The COVID-19 global pandemic has taken tens of thousands of lives around the world. Here in the U.S., we at the AMA have repeatedly and consistently demanded urgent action to address the tragic shortages of essentials such as timely diganostic testing, personal protective equipment and ventilators that are impeding our physicians’ efforts to save lives. There is another shortage that desperately requires our nation’s attention: a lack of public data on the racial and ethnic dimensions of this deadly respiratory illness.
So far, less than a dozen states have publicly shared information on the racial and ethnic patterns of COVID-19. Yet what has emerged so far paints an alarming portrait.
Michigan’s newly released data raises particular alarm with a disproportionate percentage, 35% and 40% respectively, of cases and deaths happening among blacks. In Wisconsin’s Milwaukee County, half of the cases and 81% of the deaths were amongst blacks, when blacks only make up only a quarter of the population. In Chicago, seven in 10 COVID-related deaths were among blacks while blacks constitute less than one-third of the city’s population.
The AMA is urgently calling upon the U.S. Department of Health and Human Services and its subagencies, state and local health departments, health care institutions, and laboratories to standardize, collect and immediately make publicly available existing race and ethnicity data so that we can begin to prioritize equity and effectively manage this pandemic.
Data drives optimal response
Having race and ethnicity data is at the heart of understanding injustice in health and health care and ensuring optimal health, and fairness, for all people in this country. But it is gravely missing in this public health crisis—missing from health department reports and websites, from daily updates by political and health leaders, and, until recently, from news media summaries. Our fear is that COVID-19’s impact will widen existing health gaps while going unnoticed by us in healthcare and public health.

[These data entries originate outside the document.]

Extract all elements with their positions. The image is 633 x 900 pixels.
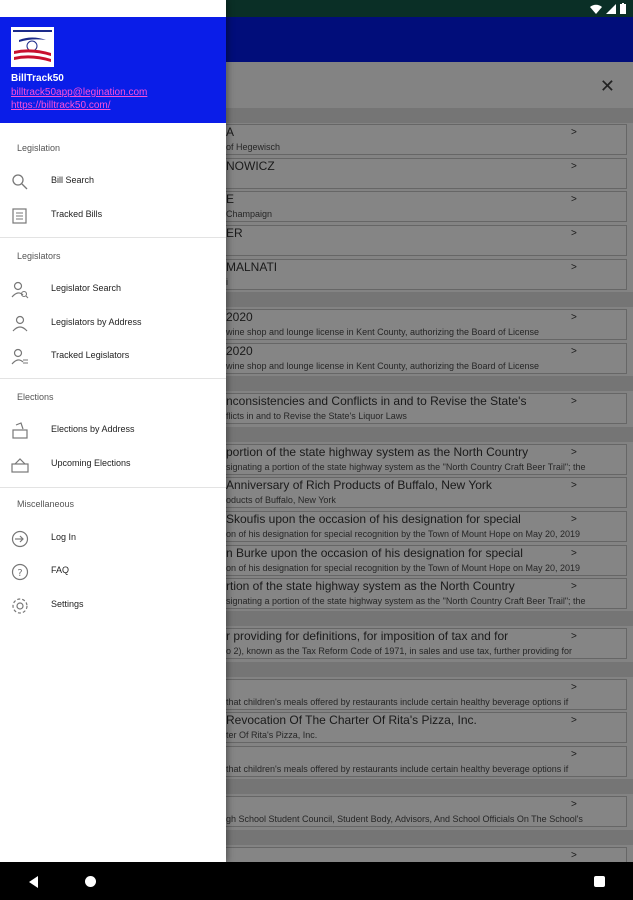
- section-header: [226, 779, 633, 794]
- navigation-drawer: [0, 0, 226, 862]
- section-header: [226, 108, 633, 123]
- chevron-right-icon: >: [571, 161, 577, 172]
- chevron-right-icon: >: [571, 127, 577, 138]
- list-item[interactable]: [226, 158, 627, 189]
- menu-item-legislator-search[interactable]: [0, 274, 226, 304]
- menu-item-label: Tracked Legislators: [51, 350, 130, 360]
- list-item[interactable]: [226, 225, 627, 256]
- section-header: [226, 427, 633, 442]
- chevron-right-icon: >: [571, 228, 577, 239]
- section-header: [226, 292, 633, 307]
- section-header: [226, 376, 633, 391]
- wifi-icon: [590, 4, 602, 14]
- section-header: [226, 662, 633, 677]
- menu-item-bill-search[interactable]: [0, 166, 226, 196]
- menu-item-label: Settings: [51, 599, 84, 609]
- bill-title: Skoufis upon the occasion of his designation for special: [226, 512, 521, 526]
- login-icon: [11, 530, 29, 548]
- list-item[interactable]: [226, 393, 627, 424]
- menu-item-label: Log In: [51, 532, 77, 542]
- bill-subtitle: flicts in and to Revise the State's Liquor Laws: [226, 411, 407, 421]
- bill-subtitle: Champaign: [226, 209, 273, 219]
- divider: [0, 487, 226, 488]
- app-bar: [226, 17, 633, 62]
- bill-title: NOWICZ: [226, 159, 275, 173]
- menu-item-label: FAQ: [51, 565, 70, 575]
- menu-item-label: Bill Search: [51, 175, 95, 185]
- home-icon[interactable]: [85, 876, 96, 887]
- list-item[interactable]: [226, 578, 627, 609]
- chevron-right-icon: >: [571, 312, 577, 323]
- gear-icon: [11, 597, 29, 615]
- bill-subtitle: i: [226, 277, 228, 287]
- menu-item-label: Tracked Bills: [51, 209, 103, 219]
- app-title: BillTrack50: [11, 73, 64, 84]
- bill-title: A: [226, 125, 235, 139]
- bill-subtitle: that children's meals offered by restaurants include certain healthy beverage options if: [226, 697, 569, 707]
- chevron-right-icon: >: [571, 799, 577, 810]
- menu-item-label: Legislator Search: [51, 283, 122, 293]
- person-list-icon: [11, 348, 29, 366]
- bill-subtitle: signating a portion of the state highway system as the "North Country Craft Beer Trail"; the: [226, 462, 586, 472]
- back-icon[interactable]: [29, 876, 38, 888]
- svg-text:?: ?: [17, 568, 23, 579]
- bill-subtitle: o 2), known as the Tax Reform Code of 1971, in sales and use tax, further providing for: [226, 646, 573, 656]
- chevron-right-icon: >: [571, 548, 577, 559]
- list-item[interactable]: [226, 712, 627, 743]
- bill-title: 2020: [226, 344, 253, 358]
- chevron-right-icon: >: [571, 194, 577, 205]
- menu-item-faq[interactable]: [0, 556, 226, 586]
- list-item[interactable]: [226, 343, 627, 374]
- signal-icon: [606, 4, 616, 14]
- chevron-right-icon: >: [571, 262, 577, 273]
- bill-subtitle: ter Of Rita's Pizza, Inc.: [226, 730, 318, 740]
- bill-subtitle: that children's meals offered by restaurants include certain healthy beverage options if: [226, 764, 569, 774]
- bill-title: nconsistencies and Conflicts in and to Revise the State's: [226, 394, 527, 408]
- billtrack50-logo: [11, 27, 54, 67]
- list-item[interactable]: [226, 124, 627, 155]
- list-item[interactable]: [226, 511, 627, 542]
- menu-item-elections-by-address[interactable]: [0, 415, 226, 445]
- section-miscellaneous: Miscellaneous: [17, 499, 75, 509]
- list-item[interactable]: [226, 796, 627, 827]
- people-icon: [11, 315, 29, 333]
- chevron-right-icon: >: [571, 581, 577, 592]
- bill-title: rtion of the state highway system as the North Country: [226, 579, 515, 593]
- divider: [0, 378, 226, 379]
- list-item[interactable]: [226, 679, 627, 710]
- section-elections: Elections: [17, 392, 54, 402]
- menu-item-log-in[interactable]: [0, 523, 226, 553]
- bill-title: 2020: [226, 310, 253, 324]
- help-icon: [11, 563, 29, 581]
- bill-subtitle: of Hegewisch: [226, 142, 281, 152]
- bill-title: n Burke upon the occasion of his designation for special: [226, 546, 523, 560]
- bill-title: ER: [226, 226, 243, 240]
- chevron-right-icon: >: [571, 480, 577, 491]
- bill-subtitle: wine shop and lounge license in Kent County, authorizing the Board of License: [226, 361, 540, 371]
- close-icon[interactable]: ✕: [599, 76, 615, 96]
- bill-subtitle: signating a portion of the state highway system as the "North Country Craft Beer Trail"; the: [226, 596, 586, 606]
- list-item[interactable]: [226, 477, 627, 508]
- chevron-right-icon: >: [571, 447, 577, 458]
- menu-item-label: Upcoming Elections: [51, 458, 131, 468]
- list-item[interactable]: [226, 628, 627, 659]
- list-item[interactable]: [226, 309, 627, 340]
- bill-title: r providing for definitions, for imposition of tax and for: [226, 629, 509, 643]
- chevron-right-icon: >: [571, 682, 577, 693]
- menu-item-label: Legislators by Address: [51, 317, 142, 327]
- list-item[interactable]: [226, 545, 627, 576]
- list-item[interactable]: [226, 847, 627, 862]
- search-icon: [11, 173, 29, 191]
- bill-subtitle: on of his designation for special recognition by the Town of Mount Hope on May 20, 2019: [226, 563, 581, 573]
- list-item[interactable]: [226, 746, 627, 777]
- section-header: [226, 611, 633, 626]
- chevron-right-icon: >: [571, 749, 577, 760]
- website-link[interactable]: https://billtrack50.com/: [11, 100, 111, 111]
- chevron-right-icon: >: [571, 346, 577, 357]
- bill-title: E: [226, 192, 235, 206]
- bill-title: portion of the state highway system as the North Country: [226, 445, 529, 459]
- menu-item-upcoming-elections[interactable]: [0, 449, 226, 479]
- bill-title: Anniversary of Rich Products of Buffalo, New York: [226, 478, 492, 492]
- ballot-box-icon: [11, 422, 29, 440]
- chevron-right-icon: >: [571, 715, 577, 726]
- bill-title: Revocation Of The Charter Of Rita's Pizza, Inc.: [226, 713, 477, 727]
- bill-list: [226, 62, 633, 862]
- section-legislators: Legislators: [17, 251, 61, 261]
- menu-item-label: Elections by Address: [51, 424, 135, 434]
- section-header: [226, 830, 633, 845]
- battery-icon: [620, 3, 626, 14]
- chevron-right-icon: >: [571, 514, 577, 525]
- bill-subtitle: wine shop and lounge license in Kent County, authorizing the Board of License: [226, 327, 540, 337]
- system-nav-bar: [0, 862, 633, 900]
- chevron-right-icon: >: [571, 850, 577, 861]
- recents-icon[interactable]: [594, 876, 605, 887]
- list-item[interactable]: [226, 444, 627, 475]
- email-link[interactable]: billtrack50app@legination.com: [11, 87, 148, 98]
- chevron-right-icon: >: [571, 631, 577, 642]
- bill-subtitle: oducts of Buffalo, New York: [226, 495, 336, 505]
- menu-item-legislators-by-address[interactable]: [0, 308, 226, 338]
- document-list-icon: [11, 207, 29, 225]
- list-item[interactable]: [226, 191, 627, 222]
- bill-title: MALNATI: [226, 260, 278, 274]
- menu-item-tracked-bills[interactable]: [0, 200, 226, 230]
- divider: [0, 237, 226, 238]
- list-item[interactable]: [226, 259, 627, 290]
- menu-item-tracked-legislators[interactable]: [0, 341, 226, 371]
- section-legislation: Legislation: [17, 143, 61, 153]
- ballot-icon: [11, 456, 29, 474]
- person-search-icon: [11, 281, 29, 299]
- menu-item-settings[interactable]: [0, 590, 226, 620]
- chevron-right-icon: >: [571, 396, 577, 407]
- bill-subtitle: gh School Student Council, Student Body, Advisors, And School Officials On The School's: [226, 814, 583, 824]
- drawer-header: [0, 17, 226, 123]
- bill-subtitle: on of his designation for special recognition by the Town of Mount Hope on May 20, 2019: [226, 529, 581, 539]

We need data disaggregated by race and ethnicity on who receives tests, who tests positive, who is hospitalized, who dies, and, once developed, on who receives treatment and a vaccine, along with who participated in clinical trials which historically lack representation for black and brown people.
Without timely and accessible data on the race and ethnicity patterning of the pandemic, we limit our capability to:
- Understand this pandemic to its fullest extent.
- Focus efforts and messaging that are culturally responsive and appropriate that quell misinformation and fears.
- Ensure equitable access to testing and treatment.
- Ensure equitable distribution of resources in the present and for future emergency preparedness and response.
Let’s be clear. The initial slow response, current chaos, and mass confusion around testing– from inequitable access to kits, to unclear processing guidelines, to backlogs of performed tests, to name a few—are unwieldy and do not create an optimal data testing environment for us to fully understand coronavirus, SARS-CoV-2, and its corresponding disease, COVID-19—for anybody. Period.
Improving testing access
And while testing prioritization of those who are critically ill and hospitalized is the necessary and appropriate protocol, we are further missing the opportunity to test those who may be exposed to coronavirus. This only serves to more deeply challenge the accurate and consistent capture and public release of race and ethnicity data.
And this is further fueled by the concern that those minoritized and most marginalized, such as communities of color, may not have access to testing equal to others and may harbor distrust for the health care system, preventing them from seeking care. This is an absolute recipe for undercounting and misrepresentation, keeping invisible social and structural harms and actual disease burden.
Addressing structural inequities
Our call for the immediate reporting of racial and ethnic data is not based on a biological argument describing differential susceptibility to the coronavirus among racial lines. Our call, instead, is based on widely known history and evidence in medicine and public health that all too often institutions of health and health care in this country were designed to discriminate against the social condition of race whether poor or not.
Throughout our country’s history, communities of color have experienceD the consequences of structural inequities in health care, wealth, housing and education, to name a few, caused by racism. It is our scientific data in health and public health, along with the experiences and stories from everyday people, that sheds light on these realities. These well-documented structural inequities have made communities of color vulnerable and susceptible to chronic heart disease, diabetes and obesity. All underlying conditions that make one more vulnerable to major complications with COVID-19.
The nature of infectious disease lays out the course for effective public health practice and policy. Any effective plan to contain the spread of COVID-19 must understand its spread and impact amongst communities of color and others marginalized in society. If we ignore these rifts of structured inequities, we will ultimately increase the burden of disease not only for minoritized and marginalized people, but for everyone.